All of that is something that Obama and his campaign have seized upon, and which they are using to game the system and take over the party. They aren’t Democrats, they’re “movement” zealots – but their movement is, as Obama himself likes to say, themselves… with him as its focus object. Indeed, they’re hell-bent on driving much of the core Democratic base out of the party.

And it’s not over ideological differences. Obama and his followers are not even “progressives” – i.e., lefties. Their core is a cadre of narcissistic young things who are getting off on the self-experience of their first time behind the wheel… only they’re about to crash the family car, and the family doesn’t have insurance. McCain is likely to trounce Obama, in which case, the kids and the DNC have managed something that will hardly be credited in history books – losing the presidential election after W.

The GOP has been taken over by the Taliban, and the Democratic Party has been taken over by the Maharishi. The American Taliban gets its rocks off on destroying institutions, and these modern-day TM worshippers get theirs by opposing institutions. Neither movement is composed of grown-ups – i.e., of people who recognize the responsibility of exercising power, of using their time on the planet to shepherd it to a better place, and to make decisions with consequences. Whatever one thought of its policies, that was what the Republican Party did in the decades before Dubya – and the Democratic Party for the generation before that. But we don’t have either of those parties anymore. We have dueling movements.

Unsurprisingly, both of these movements execrate Bill and Hillary. Within the Artist Formerly Known as the Democratic Party, the Clintons are condemned as people who will do anything to win… by people who will do anything to lose.

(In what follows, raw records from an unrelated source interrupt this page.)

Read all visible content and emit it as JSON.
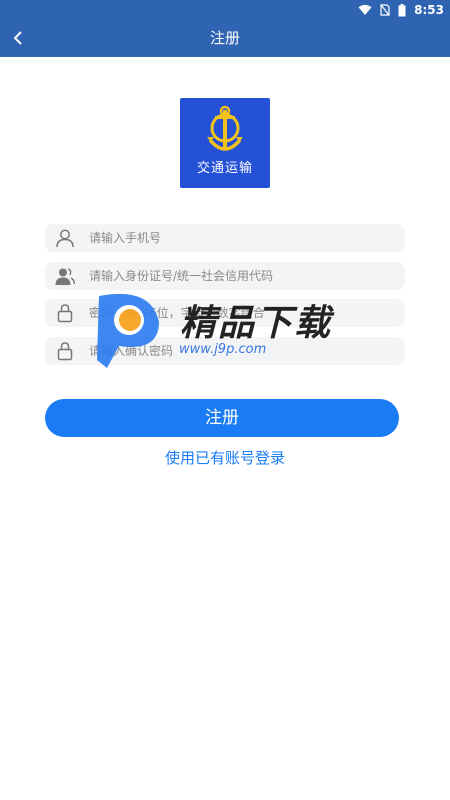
{
  "status_bar": {
    "time": "8:53"
  },
  "header": {
    "title": "注册"
  },
  "logo": {
    "text": "交通运输"
  },
  "form": {
    "phone_placeholder": "请输入手机号",
    "id_placeholder": "请输入身份证号/统一社会信用代码",
    "password_placeholder": "密码，最少6位，字母、数字组合",
    "confirm_placeholder": "请输入确认密码"
  },
  "actions": {
    "register_label": "注册",
    "login_link": "使用已有账号登录"
  },
  "watermark": {
    "title": "精品下载",
    "url": "www.j9p.com"
  },
  "colors": {
    "header_bg": "#2f64b3",
    "accent": "#1a7cf5",
    "field_bg": "#f3f4f6",
    "logo_bg": "#2451d6"
  }
}
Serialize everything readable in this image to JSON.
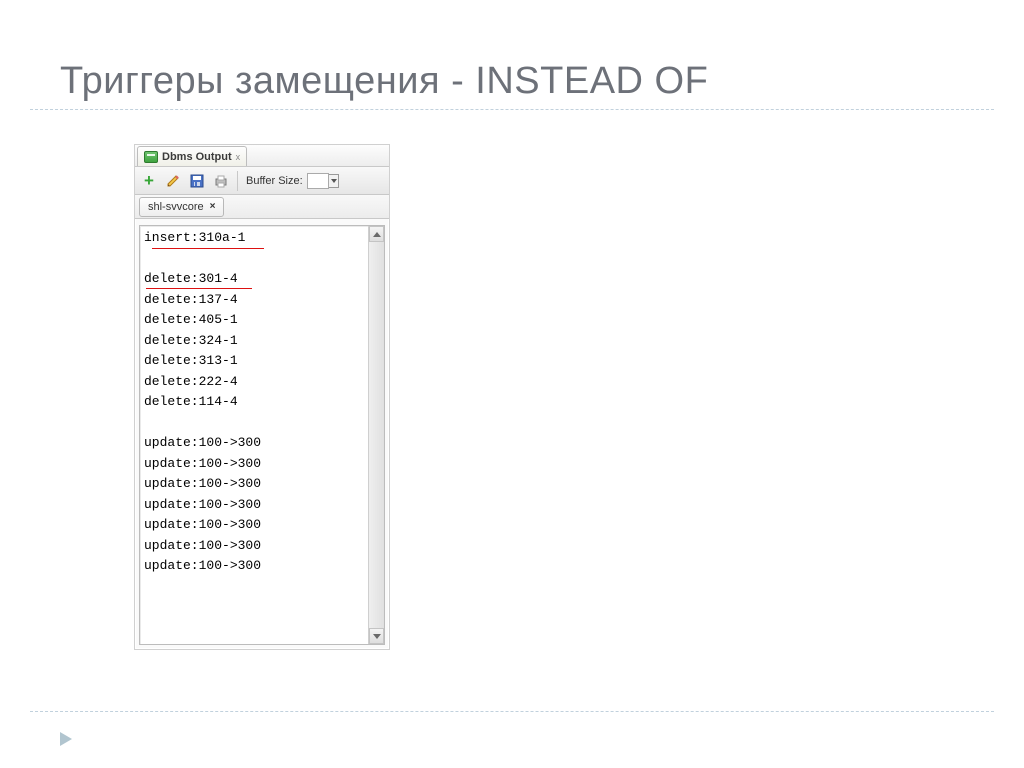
{
  "slide": {
    "title": "Триггеры замещения - INSTEAD OF"
  },
  "panel": {
    "tab_title": "Dbms Output",
    "buffer_label": "Buffer Size:",
    "connection_name": "shl-svvcore"
  },
  "output": {
    "lines": [
      "insert:310a-1",
      "",
      "delete:301-4",
      "delete:137-4",
      "delete:405-1",
      "delete:324-1",
      "delete:313-1",
      "delete:222-4",
      "delete:114-4",
      "",
      "update:100->300",
      "update:100->300",
      "update:100->300",
      "update:100->300",
      "update:100->300",
      "update:100->300",
      "update:100->300"
    ]
  }
}
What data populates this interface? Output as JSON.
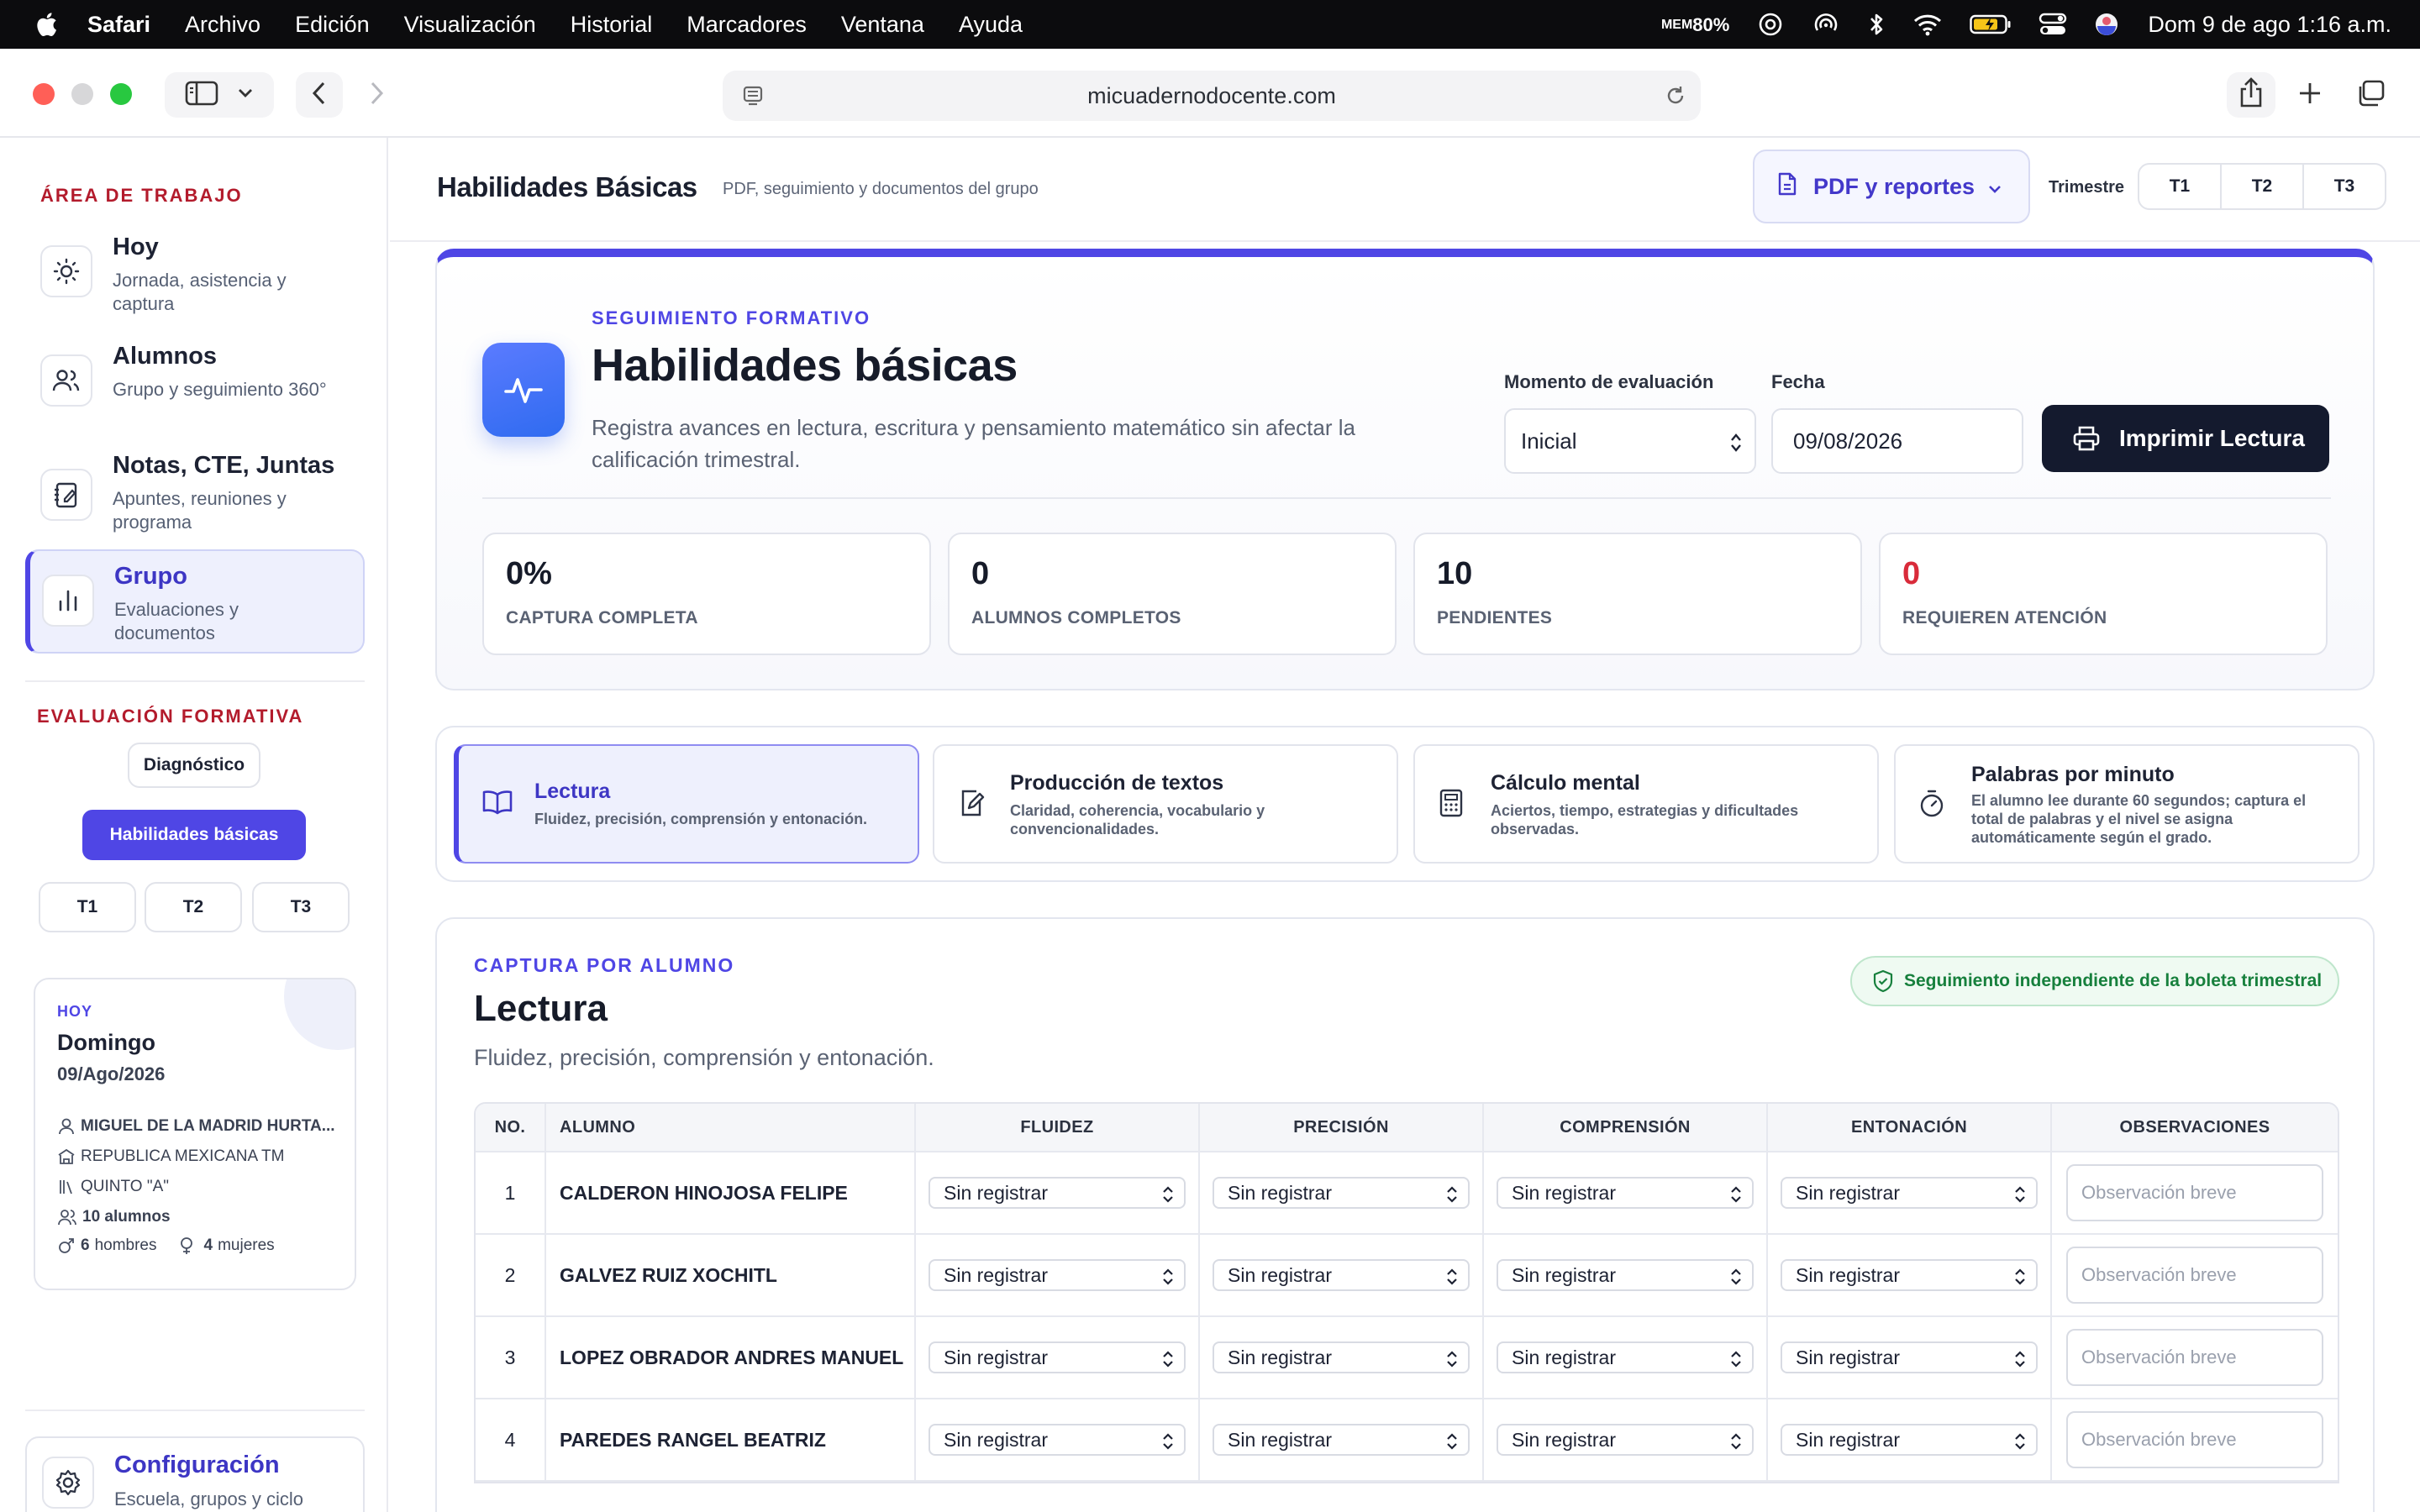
{
  "menubar": {
    "app_name": "Safari",
    "menus": [
      "Archivo",
      "Edición",
      "Visualización",
      "Historial",
      "Marcadores",
      "Ventana",
      "Ayuda"
    ],
    "mem_label": "MEM",
    "mem_value": "80%",
    "clock": "Dom 9 de ago  1:16 a.m."
  },
  "browser": {
    "url": "micuadernodocente.com"
  },
  "sidebar": {
    "section_work": "ÁREA DE TRABAJO",
    "items": [
      {
        "title": "Hoy",
        "subtitle": "Jornada, asistencia y captura",
        "icon": "sun-icon"
      },
      {
        "title": "Alumnos",
        "subtitle": "Grupo y seguimiento 360°",
        "icon": "users-icon"
      },
      {
        "title": "Notas, CTE, Juntas",
        "subtitle": "Apuntes, reuniones y programa",
        "icon": "notebook-icon"
      },
      {
        "title": "Grupo",
        "subtitle": "Evaluaciones y documentos",
        "icon": "bar-chart-icon"
      }
    ],
    "section_eval": "EVALUACIÓN FORMATIVA",
    "diagnostic_label": "Diagnóstico",
    "basic_skills_label": "Habilidades básicas",
    "trimesters": [
      "T1",
      "T2",
      "T3"
    ],
    "today": {
      "kicker": "HOY",
      "day": "Domingo",
      "date": "09/Ago/2026",
      "teacher": "MIGUEL DE LA MADRID HURTA...",
      "school": "REPUBLICA MEXICANA TM",
      "group": "QUINTO \"A\"",
      "students": "10 alumnos",
      "men_count": "6",
      "men_label": "hombres",
      "women_count": "4",
      "women_label": "mujeres"
    },
    "config": {
      "title": "Configuración",
      "subtitle": "Escuela, grupos y ciclo"
    }
  },
  "header": {
    "title": "Habilidades Básicas",
    "subtitle": "PDF, seguimiento y documentos del grupo",
    "pdf_button": "PDF y reportes",
    "trimester_label": "Trimestre",
    "trimesters": [
      "T1",
      "T2",
      "T3"
    ]
  },
  "hero": {
    "kicker": "SEGUIMIENTO FORMATIVO",
    "title": "Habilidades básicas",
    "description": "Registra avances en lectura, escritura y pensamiento matemático sin afectar la calificación trimestral.",
    "moment_label": "Momento de evaluación",
    "moment_value": "Inicial",
    "date_label": "Fecha",
    "date_value": "09/08/2026",
    "print_button": "Imprimir Lectura",
    "kpis": [
      {
        "value": "0%",
        "caption": "CAPTURA COMPLETA"
      },
      {
        "value": "0",
        "caption": "ALUMNOS COMPLETOS"
      },
      {
        "value": "10",
        "caption": "PENDIENTES"
      },
      {
        "value": "0",
        "caption": "REQUIEREN ATENCIÓN"
      }
    ]
  },
  "skills": [
    {
      "title": "Lectura",
      "subtitle": "Fluidez, precisión, comprensión y entonación."
    },
    {
      "title": "Producción de textos",
      "subtitle": "Claridad, coherencia, vocabulario y convencionalidades."
    },
    {
      "title": "Cálculo mental",
      "subtitle": "Aciertos, tiempo, estrategias y dificultades observadas."
    },
    {
      "title": "Palabras por minuto",
      "subtitle": "El alumno lee durante 60 segundos; captura el total de palabras y el nivel se asigna automáticamente según el grado."
    }
  ],
  "capture": {
    "kicker": "CAPTURA POR ALUMNO",
    "title": "Lectura",
    "description": "Fluidez, precisión, comprensión y entonación.",
    "independent_badge": "Seguimiento independiente de la boleta trimestral",
    "columns": [
      "NO.",
      "ALUMNO",
      "FLUIDEZ",
      "PRECISIÓN",
      "COMPRENSIÓN",
      "ENTONACIÓN",
      "OBSERVACIONES"
    ],
    "select_default": "Sin registrar",
    "obs_placeholder": "Observación breve",
    "rows": [
      {
        "no": "1",
        "name": "CALDERON HINOJOSA FELIPE"
      },
      {
        "no": "2",
        "name": "GALVEZ RUIZ XOCHITL"
      },
      {
        "no": "3",
        "name": "LOPEZ OBRADOR ANDRES MANUEL"
      },
      {
        "no": "4",
        "name": "PAREDES RANGEL BEATRIZ"
      }
    ]
  }
}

At one level, this is what one might expect – that is, the destruction of institutions by the Net, by globalization, by the radical democratization that both bring. Half-assed “analyses” of the Obama campaign’s Net-savvy (such as this one by Roger Cohen in the Times) have led some to think that this movement is the wave of the connected future. And long-term, I fervently believe in that future. But I am not persuaded that this guy or his campaign are really ushering it in. In fact, I find it heartbreaking that we had a chance to elect somebody who could actually have wielded power intelligently, could have given us a shot at a soft landing into that future… somebody, by the way, whose symbolic resonance matches her opponent’s. She might have given hope to the women and girls of the world. And maybe she still will, in 2012. But not now, it seems.

Quel dommage.

1 comment:

Erick L. said...

It's easy to blame the Republican legislators and the Democratic legislators. Too easy.

As corrupt or incompetent as they might be, they are all ultimately at the mercy of the American consumers/voters who: 1.) Love getting expensive benefits but want other people to pay for them; 2.) Want other people to respect their own personal definition of morality, while they happily shun or ridicule moralities that are different from theirs; 3.) Get bored very very quickly.

Before this current Media age, politics could be handled with more deliberation. Now there's a spotlight on every move, and the distraction of a thousand outside voices offering guidance and passing judgement at every turn.

Sadly, although the "internet" can provide many tools that will help Democracy, it also offers many opportunities that allow problems to get much worse.

I think we can blame the Media, and blame the Republicans, and blame the Democrats all we want. But the People are also to blame. And I think that the "Internet" is long overdue for an honest appraisal of its less-than-stellar progress so far.